During the year floods in the village left many homeless. Thank God no one was hurt.
But the homeless people were devastated. All were upset and all were amazed and their hearts were ruined.
Then an old gentleman said that the demolished houses should be rebuilt by means of hashar and lit the lights of hope for tomorrow.
Everyone who can work has come to hashar. Even people from the neighboring village came to help the people with food.
It was lunch. Everyone sat down to eat. But for some reason a little boy didn't sit down for dinner. He was really called. Didn't.
"Yes, he has a heavy ear."
"I think he is full."
- No, the boy has not stopped since the morning. Was he not thirsty or was he tortured?

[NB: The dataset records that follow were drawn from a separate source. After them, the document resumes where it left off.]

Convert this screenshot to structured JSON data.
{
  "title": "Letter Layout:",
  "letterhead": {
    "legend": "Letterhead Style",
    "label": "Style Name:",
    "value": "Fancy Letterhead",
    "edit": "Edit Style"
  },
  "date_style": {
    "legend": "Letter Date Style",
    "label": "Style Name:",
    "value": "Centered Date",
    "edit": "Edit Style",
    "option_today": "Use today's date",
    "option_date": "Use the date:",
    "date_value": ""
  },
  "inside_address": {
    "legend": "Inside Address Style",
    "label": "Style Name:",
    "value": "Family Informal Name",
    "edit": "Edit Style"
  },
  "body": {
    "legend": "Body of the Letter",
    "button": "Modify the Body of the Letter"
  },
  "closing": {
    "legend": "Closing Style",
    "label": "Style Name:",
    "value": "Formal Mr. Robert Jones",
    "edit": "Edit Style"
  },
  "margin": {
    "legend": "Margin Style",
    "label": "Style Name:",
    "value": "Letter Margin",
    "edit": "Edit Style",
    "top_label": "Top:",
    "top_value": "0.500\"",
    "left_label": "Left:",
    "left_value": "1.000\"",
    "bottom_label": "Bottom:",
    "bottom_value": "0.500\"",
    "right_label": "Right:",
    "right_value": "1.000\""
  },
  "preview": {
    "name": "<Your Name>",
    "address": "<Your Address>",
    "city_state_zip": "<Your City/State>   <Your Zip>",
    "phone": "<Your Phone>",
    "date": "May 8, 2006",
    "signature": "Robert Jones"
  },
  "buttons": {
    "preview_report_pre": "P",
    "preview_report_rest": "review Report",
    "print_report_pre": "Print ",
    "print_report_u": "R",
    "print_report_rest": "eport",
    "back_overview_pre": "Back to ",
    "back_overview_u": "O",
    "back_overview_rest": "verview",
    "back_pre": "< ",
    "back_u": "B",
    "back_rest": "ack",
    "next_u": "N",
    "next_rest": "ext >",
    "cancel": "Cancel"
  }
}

In fact, this boy, who has been working in the hot and humid weather since early morning, has been amazed and at times surprised. The old man, who had an idea for hashish, came to ask him:
- Look at me, baby! Have you not tasted salt since morning? Or did you not drink some water? It doesn't happen. A little self-centered? Look at that, and the big guys from you are tired of eating too! But you are working hard on the pearl! Tell me, my son, why?
The boy finally spoke and said, "I'm fasting."
The father was in tears. They all fluttered. No, not because of the boy's response, but because they forgot the month of Ramadan when the flood came, and when they were worried about themselves, they forgot about Allah.
Then it became clear why the villagers survived even in such a terrible flood.